On facility tour between 01/07/2013 and 01/10/2013, observation revealed that there is no fire sprinkler head in the eighth floor electrical room near the north chute.

This deficient practice was verified by the Director of Facility Services at the time of the inspection.

LIFE SAFETY CODE STANDARD

Tag No.: K0062

Based on observation and interview, the facility has failed to inspect and maintain the sprinkler system in accordance with NFPA 13 (99) and NFPA 25 (98). This deficient practice could affect all patients.

Findings include:

During facility tour between 01/07/2013 and 01/10/2013, observation revealed that the fire sprinkler heads in the following locations either are located too far below the ceiling or are located in areas where the walls do not go to the roof deck: Rooms(s) 203B, 215, 232A, 333A, the third floor electrical room near the north chute, the seventh floor electrical room near the south chute and the eighth floor electrical room near the south chute.

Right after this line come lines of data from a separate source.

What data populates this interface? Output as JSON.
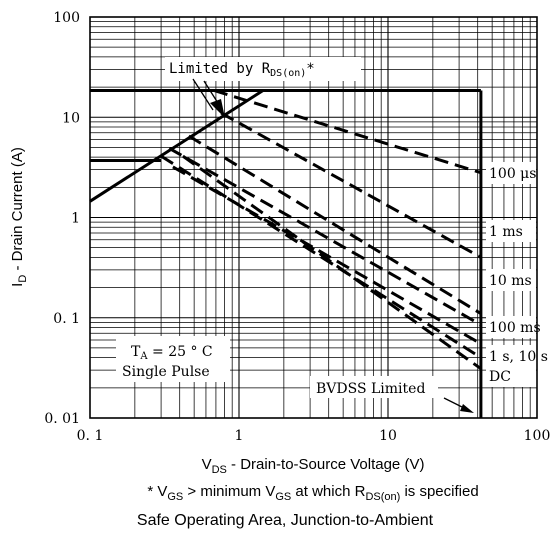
{
  "chart_data": {
    "type": "line",
    "title": "Safe Operating Area, Junction-to-Ambient",
    "xlabel": {
      "main": "V",
      "sub": "DS",
      "rest": " - Drain-to-Source Voltage (V)"
    },
    "ylabel": {
      "main": "I",
      "sub": "D",
      "rest": " - Drain Current (A)"
    },
    "footnote": {
      "p1": "* V",
      "s1": "GS",
      "p2": " > minimum V",
      "s2": "GS",
      "p3": " at which R",
      "s3": "DS(on)",
      "p4": " is specified"
    },
    "xscale": "log",
    "yscale": "log",
    "xlim": [
      0.1,
      100
    ],
    "ylim": [
      0.01,
      100
    ],
    "x_ticks": [
      {
        "v": 0.1,
        "label": "0. 1"
      },
      {
        "v": 1,
        "label": "1"
      },
      {
        "v": 10,
        "label": "10"
      },
      {
        "v": 100,
        "label": "100"
      }
    ],
    "y_ticks": [
      {
        "v": 0.01,
        "label": "0. 01"
      },
      {
        "v": 0.1,
        "label": "0. 1"
      },
      {
        "v": 1,
        "label": "1"
      },
      {
        "v": 10,
        "label": "10"
      },
      {
        "v": 100,
        "label": "100"
      }
    ],
    "grid": true,
    "series": [
      {
        "type": "solid",
        "points": [
          [
            0.1,
            1.45
          ],
          [
            1.45,
            18.5
          ]
        ]
      },
      {
        "type": "solid",
        "points": [
          [
            0.1,
            3.7
          ],
          [
            0.3,
            3.7
          ]
        ]
      },
      {
        "type": "solid",
        "points": [
          [
            0.1,
            18.5
          ],
          [
            42,
            18.5
          ]
        ]
      },
      {
        "type": "solid",
        "points": [
          [
            42,
            18.5
          ],
          [
            42,
            0.01
          ]
        ]
      },
      {
        "type": "dashed",
        "points": [
          [
            0.68,
            18.5
          ],
          [
            42,
            2.8
          ]
        ]
      },
      {
        "type": "dashed",
        "points": [
          [
            1.45,
            18.5
          ],
          [
            5.5,
            18.5
          ]
        ]
      },
      {
        "type": "dashed",
        "points": [
          [
            0.76,
            11
          ],
          [
            42,
            0.4
          ]
        ]
      },
      {
        "type": "dashed",
        "points": [
          [
            0.46,
            6.5
          ],
          [
            42,
            0.11
          ]
        ]
      },
      {
        "type": "dashed",
        "points": [
          [
            0.34,
            4.9
          ],
          [
            42,
            0.085
          ]
        ]
      },
      {
        "type": "dashed",
        "points": [
          [
            0.3,
            4.1
          ],
          [
            42,
            0.04
          ]
        ]
      },
      {
        "type": "dashed",
        "points": [
          [
            0.42,
            4.1
          ],
          [
            42,
            0.031
          ]
        ]
      },
      {
        "type": "dashed",
        "points": [
          [
            0.36,
            3.2
          ],
          [
            42,
            0.055
          ]
        ]
      }
    ],
    "annotations": {
      "rds": {
        "text": "Limited by R",
        "sub": "DS(on)",
        "suffix": "*"
      },
      "ta": {
        "line1_main": "T",
        "line1_sub": "A",
        "line1_rest": " = 25 ° C",
        "line2": "Single Pulse"
      },
      "bvdss": {
        "text": "BVDSS Limited"
      }
    },
    "curve_labels": [
      {
        "label": "100 μs"
      },
      {
        "label": "1 ms"
      },
      {
        "label": "10 ms"
      },
      {
        "label": "100 ms"
      },
      {
        "label": "1 s, 10 s"
      },
      {
        "label": "DC"
      }
    ]
  }
}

This deficient practice was verified by the Director of Facility Services at the time of the inspection.

LIFE SAFETY CODE STANDARD

Tag No.: K0076

Based on observations and interview, the facility has medical gas storage not in compliance with the requirements of NFPA 99 (99). This deficient practice could affect all patients.

Findings include:

On facility tour between 01/07/2013 and 01/10/2013, observation revealed that there are several E-sized oxygen tanks improperly stored in the basement medgas storage room.

This deficient practice was verified by the Director of Facility Services at the time of the inspection.